There are things in life that I know myself to be suited for, but which are not in my present or in any version of my future that I am actively working to promote. I have many skills that I do not monetize or otherwise reap the tangible benefits of, but still use every day, and value the intangible residuals all the more for their exclusive status as the outcome of my efforts.
People ask why I don’t open a bakery, have a child, write a book…I have done all of those things many times over, in part and in bits and pieces and in every way except actually. Every time some related component of those life passages comes up I think: I don’t need to go down this road again. I’ve already explored this thought, baked this cake, navigated this sticky wicket of human interaction, and figured it out for myself.
Every time I’m wrong about what I need to do, whether I need to do it, and why, except for the figuring out element. All claims of math-incompetence to the contrary, I like to solve problems. Word problems especially. Back when I was in high school, my dad used to try to explain higher mathematical concepts to me, but all I wanted to know was the bare minimum, what I needed to know to get by. How quickly I could fit everything into a tidy problem set that showed my work, box my answers and call it a day.

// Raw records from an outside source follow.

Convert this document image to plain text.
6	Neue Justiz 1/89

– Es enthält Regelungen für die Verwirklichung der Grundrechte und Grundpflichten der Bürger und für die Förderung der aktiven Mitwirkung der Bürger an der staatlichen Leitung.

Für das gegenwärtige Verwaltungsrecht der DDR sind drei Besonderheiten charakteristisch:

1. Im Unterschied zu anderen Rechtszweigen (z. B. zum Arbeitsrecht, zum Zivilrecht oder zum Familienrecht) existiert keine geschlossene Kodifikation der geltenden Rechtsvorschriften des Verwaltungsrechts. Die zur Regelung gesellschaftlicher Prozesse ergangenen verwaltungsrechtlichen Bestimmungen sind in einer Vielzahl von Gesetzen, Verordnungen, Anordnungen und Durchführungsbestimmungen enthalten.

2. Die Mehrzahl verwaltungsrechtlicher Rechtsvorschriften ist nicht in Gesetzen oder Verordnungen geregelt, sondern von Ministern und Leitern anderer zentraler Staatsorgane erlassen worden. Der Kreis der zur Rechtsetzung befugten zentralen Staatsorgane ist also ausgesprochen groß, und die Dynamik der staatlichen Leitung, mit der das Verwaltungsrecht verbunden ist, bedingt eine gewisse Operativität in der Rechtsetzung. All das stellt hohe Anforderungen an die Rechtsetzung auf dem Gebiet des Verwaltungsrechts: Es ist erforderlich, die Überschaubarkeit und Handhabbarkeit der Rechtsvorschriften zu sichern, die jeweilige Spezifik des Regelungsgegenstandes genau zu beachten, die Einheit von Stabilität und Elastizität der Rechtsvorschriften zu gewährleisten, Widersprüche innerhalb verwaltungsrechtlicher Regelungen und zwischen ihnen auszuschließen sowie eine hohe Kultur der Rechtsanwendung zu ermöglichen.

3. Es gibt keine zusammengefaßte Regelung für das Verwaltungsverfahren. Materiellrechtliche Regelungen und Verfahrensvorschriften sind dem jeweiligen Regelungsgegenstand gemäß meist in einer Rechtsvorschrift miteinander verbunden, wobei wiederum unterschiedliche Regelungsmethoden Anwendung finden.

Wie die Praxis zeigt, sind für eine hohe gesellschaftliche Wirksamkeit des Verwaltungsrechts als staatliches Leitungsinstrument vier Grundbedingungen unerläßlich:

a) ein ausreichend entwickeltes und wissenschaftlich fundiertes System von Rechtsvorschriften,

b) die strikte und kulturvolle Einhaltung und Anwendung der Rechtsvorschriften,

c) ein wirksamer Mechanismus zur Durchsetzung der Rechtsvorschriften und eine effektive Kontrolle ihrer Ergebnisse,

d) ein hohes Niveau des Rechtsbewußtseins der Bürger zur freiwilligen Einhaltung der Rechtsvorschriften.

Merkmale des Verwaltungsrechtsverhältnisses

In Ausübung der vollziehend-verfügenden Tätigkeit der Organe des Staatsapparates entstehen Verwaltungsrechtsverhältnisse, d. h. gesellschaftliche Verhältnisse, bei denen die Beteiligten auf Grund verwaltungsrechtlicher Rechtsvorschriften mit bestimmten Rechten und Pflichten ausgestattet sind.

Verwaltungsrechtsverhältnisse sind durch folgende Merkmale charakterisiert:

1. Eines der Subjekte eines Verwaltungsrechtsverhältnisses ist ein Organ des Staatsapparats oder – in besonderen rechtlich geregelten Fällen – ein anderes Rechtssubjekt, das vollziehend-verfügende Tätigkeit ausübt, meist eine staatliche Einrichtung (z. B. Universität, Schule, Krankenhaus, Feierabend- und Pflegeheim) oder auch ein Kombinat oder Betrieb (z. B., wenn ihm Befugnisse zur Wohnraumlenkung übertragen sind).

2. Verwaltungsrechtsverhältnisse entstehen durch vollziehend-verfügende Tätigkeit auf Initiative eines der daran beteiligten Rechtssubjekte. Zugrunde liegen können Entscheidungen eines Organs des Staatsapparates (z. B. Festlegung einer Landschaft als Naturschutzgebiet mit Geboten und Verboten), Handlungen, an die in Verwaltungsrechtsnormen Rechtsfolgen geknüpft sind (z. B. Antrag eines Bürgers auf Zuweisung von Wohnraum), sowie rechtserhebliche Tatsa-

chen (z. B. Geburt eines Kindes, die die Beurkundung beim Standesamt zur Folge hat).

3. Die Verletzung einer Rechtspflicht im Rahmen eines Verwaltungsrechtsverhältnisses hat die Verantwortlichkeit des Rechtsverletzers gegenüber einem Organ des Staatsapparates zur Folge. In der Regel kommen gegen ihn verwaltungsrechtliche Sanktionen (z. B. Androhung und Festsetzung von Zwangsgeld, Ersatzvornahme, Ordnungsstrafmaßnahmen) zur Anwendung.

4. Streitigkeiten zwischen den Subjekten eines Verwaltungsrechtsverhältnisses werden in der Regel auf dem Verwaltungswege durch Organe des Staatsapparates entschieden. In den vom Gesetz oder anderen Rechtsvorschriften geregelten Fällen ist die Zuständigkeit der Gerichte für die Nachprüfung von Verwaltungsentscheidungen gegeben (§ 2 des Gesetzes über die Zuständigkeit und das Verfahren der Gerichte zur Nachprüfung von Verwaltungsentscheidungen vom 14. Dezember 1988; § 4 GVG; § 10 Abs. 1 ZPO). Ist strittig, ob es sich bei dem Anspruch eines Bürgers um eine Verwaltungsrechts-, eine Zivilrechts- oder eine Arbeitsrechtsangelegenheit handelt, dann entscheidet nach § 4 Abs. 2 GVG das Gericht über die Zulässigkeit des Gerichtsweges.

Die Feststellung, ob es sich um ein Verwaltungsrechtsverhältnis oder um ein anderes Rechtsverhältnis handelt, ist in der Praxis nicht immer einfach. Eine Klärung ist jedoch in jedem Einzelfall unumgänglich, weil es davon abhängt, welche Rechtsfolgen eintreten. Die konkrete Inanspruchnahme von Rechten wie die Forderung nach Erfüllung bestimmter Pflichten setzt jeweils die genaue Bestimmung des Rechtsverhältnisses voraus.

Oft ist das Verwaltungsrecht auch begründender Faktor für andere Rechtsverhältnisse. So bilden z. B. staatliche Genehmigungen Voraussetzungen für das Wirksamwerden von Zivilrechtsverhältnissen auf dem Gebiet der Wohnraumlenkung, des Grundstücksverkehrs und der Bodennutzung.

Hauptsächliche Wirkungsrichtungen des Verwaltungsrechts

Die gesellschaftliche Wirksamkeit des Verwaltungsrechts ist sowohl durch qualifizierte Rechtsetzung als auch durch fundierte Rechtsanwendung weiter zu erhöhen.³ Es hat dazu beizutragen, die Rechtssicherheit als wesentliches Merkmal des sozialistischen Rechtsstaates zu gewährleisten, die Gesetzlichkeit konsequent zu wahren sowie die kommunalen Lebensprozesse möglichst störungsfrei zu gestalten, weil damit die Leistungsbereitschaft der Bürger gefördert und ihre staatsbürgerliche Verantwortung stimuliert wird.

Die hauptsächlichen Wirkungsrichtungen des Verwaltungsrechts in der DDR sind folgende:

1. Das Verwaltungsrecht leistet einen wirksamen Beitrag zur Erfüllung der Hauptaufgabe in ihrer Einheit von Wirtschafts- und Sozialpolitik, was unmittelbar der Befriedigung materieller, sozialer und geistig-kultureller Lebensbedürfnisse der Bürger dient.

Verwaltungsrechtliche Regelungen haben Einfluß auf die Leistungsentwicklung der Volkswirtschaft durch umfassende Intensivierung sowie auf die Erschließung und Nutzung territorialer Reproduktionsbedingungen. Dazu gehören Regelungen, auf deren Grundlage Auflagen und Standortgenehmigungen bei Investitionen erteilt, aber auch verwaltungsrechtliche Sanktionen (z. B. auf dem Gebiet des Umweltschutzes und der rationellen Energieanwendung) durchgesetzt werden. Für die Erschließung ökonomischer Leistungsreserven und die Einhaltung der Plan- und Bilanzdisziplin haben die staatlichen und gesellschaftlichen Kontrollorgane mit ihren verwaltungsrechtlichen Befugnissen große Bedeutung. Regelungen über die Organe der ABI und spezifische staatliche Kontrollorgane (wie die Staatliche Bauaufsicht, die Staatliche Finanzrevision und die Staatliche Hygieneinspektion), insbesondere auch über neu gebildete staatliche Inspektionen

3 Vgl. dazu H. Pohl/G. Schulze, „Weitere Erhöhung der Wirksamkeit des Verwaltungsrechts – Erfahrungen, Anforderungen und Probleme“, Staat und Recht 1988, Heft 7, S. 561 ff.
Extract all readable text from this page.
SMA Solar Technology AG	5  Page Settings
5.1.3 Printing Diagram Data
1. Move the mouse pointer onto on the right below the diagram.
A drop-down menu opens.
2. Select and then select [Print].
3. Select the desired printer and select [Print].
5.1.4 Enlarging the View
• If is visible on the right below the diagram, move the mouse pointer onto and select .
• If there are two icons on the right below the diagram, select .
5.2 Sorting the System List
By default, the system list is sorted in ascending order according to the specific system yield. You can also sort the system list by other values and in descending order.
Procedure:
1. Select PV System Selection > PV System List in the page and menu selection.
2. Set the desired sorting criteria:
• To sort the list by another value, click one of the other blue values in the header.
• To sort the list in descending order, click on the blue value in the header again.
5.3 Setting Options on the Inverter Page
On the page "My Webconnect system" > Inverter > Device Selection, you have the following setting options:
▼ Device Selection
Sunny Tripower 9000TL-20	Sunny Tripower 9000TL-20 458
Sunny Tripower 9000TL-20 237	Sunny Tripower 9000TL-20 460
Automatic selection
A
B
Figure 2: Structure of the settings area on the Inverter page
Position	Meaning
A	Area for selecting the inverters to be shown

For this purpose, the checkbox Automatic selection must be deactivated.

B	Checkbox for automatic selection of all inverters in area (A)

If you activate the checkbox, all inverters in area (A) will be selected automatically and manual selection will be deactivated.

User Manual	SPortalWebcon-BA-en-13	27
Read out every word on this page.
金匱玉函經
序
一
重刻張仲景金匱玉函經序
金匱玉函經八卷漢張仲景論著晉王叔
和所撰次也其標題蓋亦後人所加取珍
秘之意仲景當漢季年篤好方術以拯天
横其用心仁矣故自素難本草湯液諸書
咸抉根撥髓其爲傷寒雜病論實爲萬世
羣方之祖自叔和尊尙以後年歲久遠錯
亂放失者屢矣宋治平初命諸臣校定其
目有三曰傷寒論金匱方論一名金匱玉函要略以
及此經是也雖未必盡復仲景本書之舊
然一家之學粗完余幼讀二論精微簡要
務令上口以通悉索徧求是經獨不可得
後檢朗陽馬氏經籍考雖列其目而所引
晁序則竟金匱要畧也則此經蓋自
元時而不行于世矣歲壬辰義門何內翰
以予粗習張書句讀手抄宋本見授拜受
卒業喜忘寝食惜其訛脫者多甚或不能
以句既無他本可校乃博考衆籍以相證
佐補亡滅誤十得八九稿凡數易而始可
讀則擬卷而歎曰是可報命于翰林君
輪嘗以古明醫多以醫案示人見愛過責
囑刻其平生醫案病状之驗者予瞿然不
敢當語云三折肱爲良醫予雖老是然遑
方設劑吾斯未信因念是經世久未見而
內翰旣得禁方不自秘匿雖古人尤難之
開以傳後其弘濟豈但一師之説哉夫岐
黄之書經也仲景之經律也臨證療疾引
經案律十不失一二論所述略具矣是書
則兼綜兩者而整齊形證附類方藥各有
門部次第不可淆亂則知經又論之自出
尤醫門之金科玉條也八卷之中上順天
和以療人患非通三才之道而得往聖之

I think more and more these days about how much I don’t know, and how to proceed from that point, instead of just being overwhelmed by the undulating expanse of my ignorance. I think about how irritated I used to get about my mom’s sanguine approach to even the most crazy-making of endeavors – raising seven children without the benefits of television (distraction on tap), high-fructose corn syrup (high highs=sudden, total crashouts) or fast food (timesaver, it’s right there in the name!).
The image of my mom’s hand making like Pac-Man while she spoke her truth about TV (“it takes your time, and just…EATS it!”) does a quick dissolve into the memory of my seething, wrathful teenage embarrassment and roiling impatience at her failure to assist me with being just like everyone else. I’m certain that I spared her none of my spite, gave no quarter to her love and care and wisdom – as certain as I am that my mom has no idea what Pac-Man is, to this day.
So when I ask her how she pulled it off, I am humbled by the fact that she can say “love, that’s all you need, and lots of it” not just with a straight face, but a happy one, so happy I can tell it is even over the phone. All of my seeking and agonizing and tilting at windmills and a few things that I’ve only convinced myself could be windmills I might want to tilt at for some odd reason brings me to the same conclusion that my mom’s been sure of all along.